Singer Valve offers the SCP-TP single-process control panel as one device with the capability to control a variety of functions. It is designed for controlling variables including tank level, upstream/downstream pressure, flow and valve position. It means users may need to inventory just one type of control device for multiple single-process applications.

The controller is compatible with Singer Valve products as well as products from other manufacturers. It can provide proportional-integral-derivative (PID) feedback control as well as on/off control and 4-20mA motor control. It includes data logging capability and a variety of configuration options accessible through a color touch-screen interface. Ryan Spooner, instrumentation and automation manager, talked about the offering in an interview with Treatment Plant Operator.

TPO: What was the rationale behind developing this product for the marketplace?

Spooner: Our aim was to develop an all-encompassing controller that would offer multiple solutions to customers, so that they could buy one type of panel to control many different products that Singer Valve and other manufacturers sell. We tried to incorporate a wide range of capabilities that our customers have suggested to us.

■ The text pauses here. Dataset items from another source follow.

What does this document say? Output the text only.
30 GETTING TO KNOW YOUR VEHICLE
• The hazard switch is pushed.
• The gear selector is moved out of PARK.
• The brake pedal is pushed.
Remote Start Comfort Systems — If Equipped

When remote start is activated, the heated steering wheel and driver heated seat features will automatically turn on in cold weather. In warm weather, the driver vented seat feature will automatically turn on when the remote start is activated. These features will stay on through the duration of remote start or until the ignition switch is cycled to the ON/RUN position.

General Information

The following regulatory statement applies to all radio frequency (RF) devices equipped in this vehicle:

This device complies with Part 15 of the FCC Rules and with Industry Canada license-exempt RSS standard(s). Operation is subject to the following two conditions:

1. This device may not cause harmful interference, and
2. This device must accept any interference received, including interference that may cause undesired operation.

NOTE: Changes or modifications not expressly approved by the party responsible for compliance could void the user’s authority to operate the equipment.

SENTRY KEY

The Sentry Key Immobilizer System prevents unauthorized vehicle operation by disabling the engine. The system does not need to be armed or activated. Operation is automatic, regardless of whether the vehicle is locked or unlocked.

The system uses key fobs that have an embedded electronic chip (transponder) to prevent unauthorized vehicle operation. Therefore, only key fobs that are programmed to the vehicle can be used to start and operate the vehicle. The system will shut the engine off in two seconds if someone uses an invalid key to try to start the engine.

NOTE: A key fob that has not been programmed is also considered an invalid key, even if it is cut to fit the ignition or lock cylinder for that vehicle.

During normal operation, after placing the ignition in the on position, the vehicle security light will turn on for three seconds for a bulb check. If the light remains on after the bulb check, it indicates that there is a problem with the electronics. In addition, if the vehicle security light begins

TPO: How would you describe a single-process controller?

Spooner: It’s capable of controlling multiple functions, but only one process variable at a time — such as level, flow, valve position or pressure. It’s very easily interchangeable between controlled devices. The controller reads and compares the process variable 4-20mA signal to the user-selected setpoint. It then positions the valve to bring the process variable toward the setpoint until the two coincide.

TPO: What is the key advantage of a controller such as this one?

Spooner: The key advantages are ease of use and flexibility. We’ve made everything simple, even for users who don’t have a great deal of experience with controllers. Any operator, with a little talk-through and an overview of how it functions, should be able to work with it from then on. In terms of flexibility, we tried to offer as much as possible in one controller so that customers can carry one controller on the shelf that can be used in many applications.

TPO: How does the user set up the controller?

Spooner: The touch-screen interface provides access to establish the process value setpoint. It also provides access to control a valve manually. We designed the device to be unitless so that all the operator has to do is set it up for the range of sensor process values coming in. We accept a 4-20mA signal from any kind of sensor. If it’s a pressure sensor, for example, the range might be zero to 200 psi. So the user would just set the control for zero to 200 and wouldn’t worry about the psi.

TPO: What kinds of configuration options are available through the touch-screen panel?

Spooner: We provide access to change from PID control to on/off control or motor control. There is also an alarms menu. Each controller has two optional alarms that users can specify.

For example, they can configure it to alarm in case a sensor should fail, or if the controller has been left in the manual mode. They also can program the control for strainer flush, so that instead of alarming when a valve strainer needs flushing, it would flush automatically at the time of day that they set.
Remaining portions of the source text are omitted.